Our little community went walking in the desert this afternoon. It was a beautiful trek with lots of little trials and wonders. It was green, not red/brown/orange. When you walk out here you feel that you really are standing on an ancient land.




...and then some things are as bad as you think they are going to be, and sometimes they are even worse. In those times I begin to understand the need of being willing to trust in something bigger than ourselves.

Thursday, March 18, 2010

Friday afternoon hope

It's Friday afternoon at the end of my tough week with High School students (I am on a 2 wk cycle and the second week is a LOT more busy than the first)...

... and I still have Hope in my heart- methinks a sign of the goodness at the heart of the Universe.

I just had a Friday last period with my new Year 11s and....
THEY WERE QUIET AND COMPLETED THE WORK I SET THEM.

Amazing.

I go home tonight with my heart singing a little song. I am very grateful to be fighting on this side of the battle. Feeling a little bit more ready for the next one now. Thanks God.

Wednesday, February 10, 2010

the most remarkable thing I have read (so far today...)

I woke this morning, picked up my little 'how to dismantle an atomic bomb' book and found the following piece of writing. It helped me to understand a little bit more about how to dismantle atomic bombs.

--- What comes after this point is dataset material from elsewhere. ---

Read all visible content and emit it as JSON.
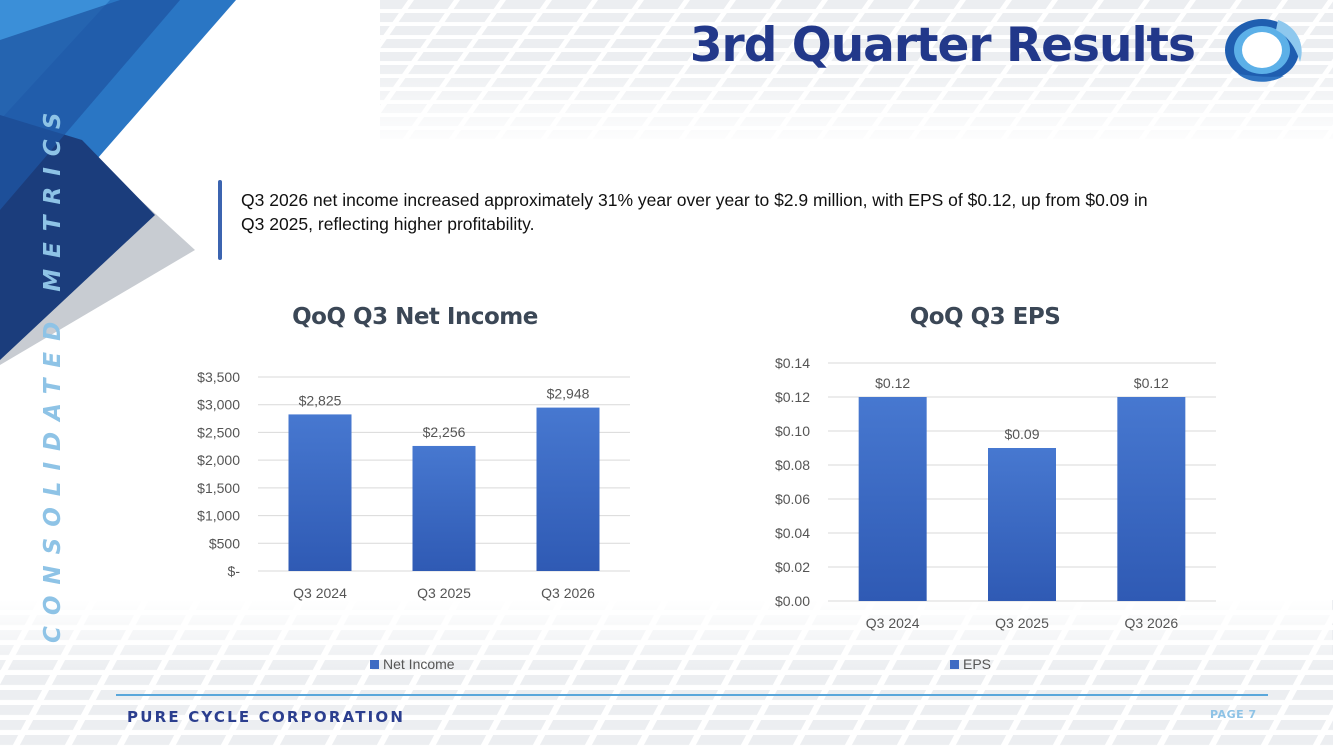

The Himalayas are as high as a human being can get without getting a nose bleed. At about 10 000 feet the mountain becomes unfriendly, the rockface only a goat would trust... The earth doesn't so much punch a hole in the sky with a fist, more a series of elbows arch over its head to protect the peace loving peoples who live in their shade. Etched into this Vertical that has forgotten it started as a Horizontal are paths... the ground on its side more a profile against a cold whisking sky... The paths are sometimes twenty or thirty mile contours that offer the only way around the mountain... if your were 1. mad enough, 2. a parachutist, 3. a goat.


Start down one of these trails and Nature will teach you a lesson about God, or maybe it's God teach a lesson about your nature... to meet another soul on one of those paths without rock climbing equipment is disaster. The goats know this. They stare at each other. They Gristle. Their baby that's just woken cry becomes a grown up growl. To pass each other is impossible. One will have to turn back to give way to the other. Struggle will mean a certain end for one of them, maybe both of them, unless...

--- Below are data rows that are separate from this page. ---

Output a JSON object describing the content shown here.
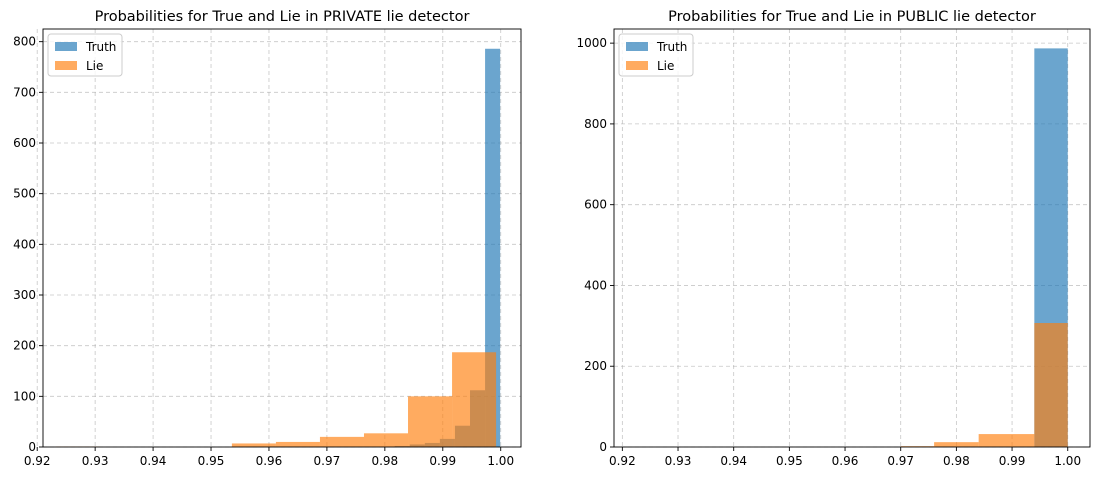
{
  "chart_data": [
    {
      "type": "bar",
      "title": "Probabilities for True and Lie in PRIVATE lie detector",
      "xlabel": "",
      "ylabel": "",
      "xlim": [
        0.921,
        1.0035
      ],
      "ylim": [
        0,
        825
      ],
      "x_ticks": [
        0.92,
        0.93,
        0.94,
        0.95,
        0.96,
        0.97,
        0.98,
        0.99,
        1.0
      ],
      "x_tick_labels": [
        "0.92",
        "0.93",
        "0.94",
        "0.95",
        "0.96",
        "0.97",
        "0.98",
        "0.99",
        "1.00"
      ],
      "y_ticks": [
        0,
        100,
        200,
        300,
        400,
        500,
        600,
        700,
        800
      ],
      "y_tick_labels": [
        "0",
        "100",
        "200",
        "300",
        "400",
        "500",
        "600",
        "700",
        "800"
      ],
      "grid": true,
      "legend_position": "top-left",
      "series": [
        {
          "name": "Truth",
          "color": "#1f77b4",
          "bins": [
            [
              0.9817,
              0.9843,
              2
            ],
            [
              0.9843,
              0.9869,
              5
            ],
            [
              0.9869,
              0.9895,
              8
            ],
            [
              0.9895,
              0.9921,
              16
            ],
            [
              0.9921,
              0.9947,
              42
            ],
            [
              0.9947,
              0.9973,
              112
            ],
            [
              0.9973,
              0.9999,
              786
            ]
          ]
        },
        {
          "name": "Lie",
          "color": "#ff7f0e",
          "bins": [
            [
              0.9232,
              0.9308,
              1
            ],
            [
              0.9308,
              0.9384,
              0
            ],
            [
              0.9384,
              0.946,
              0
            ],
            [
              0.946,
              0.9536,
              0
            ],
            [
              0.9536,
              0.9612,
              7
            ],
            [
              0.9612,
              0.9688,
              10
            ],
            [
              0.9688,
              0.9764,
              20
            ],
            [
              0.9764,
              0.984,
              27
            ],
            [
              0.984,
              0.9916,
              100
            ],
            [
              0.9916,
              0.9992,
              187
            ]
          ]
        }
      ]
    },
    {
      "type": "bar",
      "title": "Probabilities for True and Lie in PUBLIC lie detector",
      "xlabel": "",
      "ylabel": "",
      "xlim": [
        0.9185,
        1.004
      ],
      "ylim": [
        0,
        1035
      ],
      "x_ticks": [
        0.92,
        0.93,
        0.94,
        0.95,
        0.96,
        0.97,
        0.98,
        0.99,
        1.0
      ],
      "x_tick_labels": [
        "0.92",
        "0.93",
        "0.94",
        "0.95",
        "0.96",
        "0.97",
        "0.98",
        "0.99",
        "1.00"
      ],
      "y_ticks": [
        0,
        200,
        400,
        600,
        800,
        1000
      ],
      "y_tick_labels": [
        "0",
        "200",
        "400",
        "600",
        "800",
        "1000"
      ],
      "grid": true,
      "legend_position": "top-left",
      "series": [
        {
          "name": "Truth",
          "color": "#1f77b4",
          "bins": [
            [
              0.994,
              1.0,
              987
            ]
          ]
        },
        {
          "name": "Lie",
          "color": "#ff7f0e",
          "bins": [
            [
              0.964,
              0.97,
              0
            ],
            [
              0.97,
              0.976,
              2
            ],
            [
              0.976,
              0.984,
              12
            ],
            [
              0.984,
              0.994,
              32
            ],
            [
              0.994,
              1.0,
              307
            ]
          ]
        }
      ]
    }
  ]
}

One lies down and becomes the path for the other. It's an extraordinary thing to see a goat do what a human cannot. Compromise. As it's legs bend and kneel the comic devil creature lies down with its face pressing into the humbling dirt. The one makes way for the other. The other awkwardly mounts and walks over its potential rival and goes it's way...

It's an extraordinary thing to see a goat do what a human cannot. What is it about our human heart/mind/soul that doesn't see the obvious answer, especially when it is something a little bit humiliating?

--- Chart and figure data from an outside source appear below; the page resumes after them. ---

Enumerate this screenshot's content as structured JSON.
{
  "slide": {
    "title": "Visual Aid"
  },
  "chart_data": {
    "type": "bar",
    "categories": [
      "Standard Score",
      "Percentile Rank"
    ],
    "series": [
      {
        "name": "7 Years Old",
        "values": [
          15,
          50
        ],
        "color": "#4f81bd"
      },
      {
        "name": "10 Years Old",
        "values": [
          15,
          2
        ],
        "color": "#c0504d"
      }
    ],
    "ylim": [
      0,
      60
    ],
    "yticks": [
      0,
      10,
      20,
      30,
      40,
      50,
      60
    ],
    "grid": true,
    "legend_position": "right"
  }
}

Lord help me to see the obvious next thing to do.

extract from U2/HOW TO DISMANTLE AN ATOMIC BOMB Limited Edition 48 page book featuring illustrations, paintings and photography by U2, 2004

Sunday, January 31, 2010

It's dusting... no wait a minute it's raining

Greetings. A new blog for a New Year. I am living in Broken Hill, outback NSW. I haven't yet moved into my new house or found steady work, but we are working towards those things. I do (at least) have a washing machine!

Today Milly came running to get me - there was a massive amazing dust storm coming (my second one in two weeks). My car went from being mildly dusty to very dusty in a matter of seconds! About an hour later it rained! Milly, Sam and I stood in the rain talking to the Lockenspiel (Lochie Skinner). I like this town.